The cancer initiative could move ahead quickly. NCI has been prototyping a new Master Protocol system for cancer research that may sharply increase the number of cancer patients in clinical trials by offering treatment options that are predicted to be most effective for their cancers. It has also pioneered in international data-sharing and a cancer genome atlas.
National rapid-learning cancer systems have been proposed in Health Affairs (my 2009 paper on “Medicare’s Future: Cancer Care”) and in the 2010 Institute of Medicine report, “A Foundation for Evidence-Driven Practice: A Rapid-Learning System for Cancer Care.” The American Society of Clinical Oncology is rolling out a learning system for the nation’s oncologists (CancerLinQ) to accelerate precision cancer care and delivery of the best care for all cancer patients. The initiatives may prompt most cancer patients to request genetic testing, consultations, and personalized medicine.
The role of the Medicare program will need attention. Most cancer patients are in Medicare, so there will be many coverage and payment policies involved in widespread genetics testing and new personalized treatments. It is important to get this right, as the new era of precision medicine may soon involve genetic testing and new therapies for millions of Medicare patients.

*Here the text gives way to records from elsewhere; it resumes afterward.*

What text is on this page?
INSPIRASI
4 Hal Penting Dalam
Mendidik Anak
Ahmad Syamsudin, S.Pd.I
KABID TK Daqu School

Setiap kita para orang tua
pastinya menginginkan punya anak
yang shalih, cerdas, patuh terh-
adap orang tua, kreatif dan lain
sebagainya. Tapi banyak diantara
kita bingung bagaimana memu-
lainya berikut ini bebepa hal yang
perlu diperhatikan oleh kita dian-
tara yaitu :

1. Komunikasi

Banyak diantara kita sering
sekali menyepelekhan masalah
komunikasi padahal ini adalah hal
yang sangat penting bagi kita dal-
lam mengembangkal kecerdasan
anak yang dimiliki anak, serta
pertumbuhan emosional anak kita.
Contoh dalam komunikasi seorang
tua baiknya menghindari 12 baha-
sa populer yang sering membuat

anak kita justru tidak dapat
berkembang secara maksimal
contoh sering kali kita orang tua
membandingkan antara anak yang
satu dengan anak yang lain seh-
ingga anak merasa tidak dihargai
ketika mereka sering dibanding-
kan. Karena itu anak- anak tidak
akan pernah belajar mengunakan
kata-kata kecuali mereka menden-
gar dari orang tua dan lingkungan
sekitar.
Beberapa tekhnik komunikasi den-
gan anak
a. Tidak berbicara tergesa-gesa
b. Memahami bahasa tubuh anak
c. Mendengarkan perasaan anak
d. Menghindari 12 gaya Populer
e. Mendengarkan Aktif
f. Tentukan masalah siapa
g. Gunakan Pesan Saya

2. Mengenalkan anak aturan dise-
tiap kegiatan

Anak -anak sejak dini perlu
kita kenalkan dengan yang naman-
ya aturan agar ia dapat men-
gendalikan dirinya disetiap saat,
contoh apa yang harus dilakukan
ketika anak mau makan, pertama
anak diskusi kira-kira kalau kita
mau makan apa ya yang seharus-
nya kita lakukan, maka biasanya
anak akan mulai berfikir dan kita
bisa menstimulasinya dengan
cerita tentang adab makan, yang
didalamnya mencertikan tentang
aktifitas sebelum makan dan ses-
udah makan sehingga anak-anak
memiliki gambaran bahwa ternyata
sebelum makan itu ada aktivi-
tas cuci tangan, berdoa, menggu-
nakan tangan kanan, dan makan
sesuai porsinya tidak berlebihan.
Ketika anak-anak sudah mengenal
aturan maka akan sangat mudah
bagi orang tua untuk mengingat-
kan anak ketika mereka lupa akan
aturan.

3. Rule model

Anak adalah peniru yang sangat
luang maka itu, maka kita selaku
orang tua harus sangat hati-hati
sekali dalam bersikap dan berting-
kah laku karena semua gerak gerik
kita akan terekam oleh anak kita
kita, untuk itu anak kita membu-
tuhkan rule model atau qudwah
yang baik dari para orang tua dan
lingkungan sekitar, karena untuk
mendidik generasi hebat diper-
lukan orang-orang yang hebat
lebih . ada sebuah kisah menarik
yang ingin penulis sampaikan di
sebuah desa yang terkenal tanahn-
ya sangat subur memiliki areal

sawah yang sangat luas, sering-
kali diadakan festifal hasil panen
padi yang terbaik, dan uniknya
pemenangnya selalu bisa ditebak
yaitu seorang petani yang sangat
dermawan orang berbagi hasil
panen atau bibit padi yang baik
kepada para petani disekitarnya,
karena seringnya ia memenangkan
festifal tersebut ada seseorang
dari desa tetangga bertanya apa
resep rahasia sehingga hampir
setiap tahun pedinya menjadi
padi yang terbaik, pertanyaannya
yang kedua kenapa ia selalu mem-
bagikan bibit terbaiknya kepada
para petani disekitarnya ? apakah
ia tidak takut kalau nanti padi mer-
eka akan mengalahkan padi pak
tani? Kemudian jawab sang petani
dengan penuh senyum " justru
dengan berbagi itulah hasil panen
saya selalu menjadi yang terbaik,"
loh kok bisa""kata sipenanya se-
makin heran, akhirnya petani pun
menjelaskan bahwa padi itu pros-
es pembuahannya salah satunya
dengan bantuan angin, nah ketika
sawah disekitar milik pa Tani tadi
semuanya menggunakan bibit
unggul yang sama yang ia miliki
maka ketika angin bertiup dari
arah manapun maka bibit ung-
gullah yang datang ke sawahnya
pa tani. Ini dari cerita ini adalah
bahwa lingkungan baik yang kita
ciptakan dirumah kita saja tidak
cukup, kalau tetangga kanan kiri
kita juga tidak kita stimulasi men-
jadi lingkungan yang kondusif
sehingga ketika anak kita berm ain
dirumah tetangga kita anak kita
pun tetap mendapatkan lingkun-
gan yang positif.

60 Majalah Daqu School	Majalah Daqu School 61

The Center for Medicare and Medicaid Services (CMS) Innovation Center, with $10 billion to support better delivery systems, could be a useful player in the new cancer initiative. A worstcase scenario, however, could see Medicare expenses growing by billions of dollars to pay for new tests and treatments, while losing most of the potential learning opportunities, because of a failure to develop the Medicare patient data registries with the genomics needed for a rapid-learning cancer system.
As discussed in my recent Health Affairs article (“Rapid Learning: A Breakthrough Agenda”), the health system will need many upgrades for the new cancer and precision medicine initiatives to be fully successful.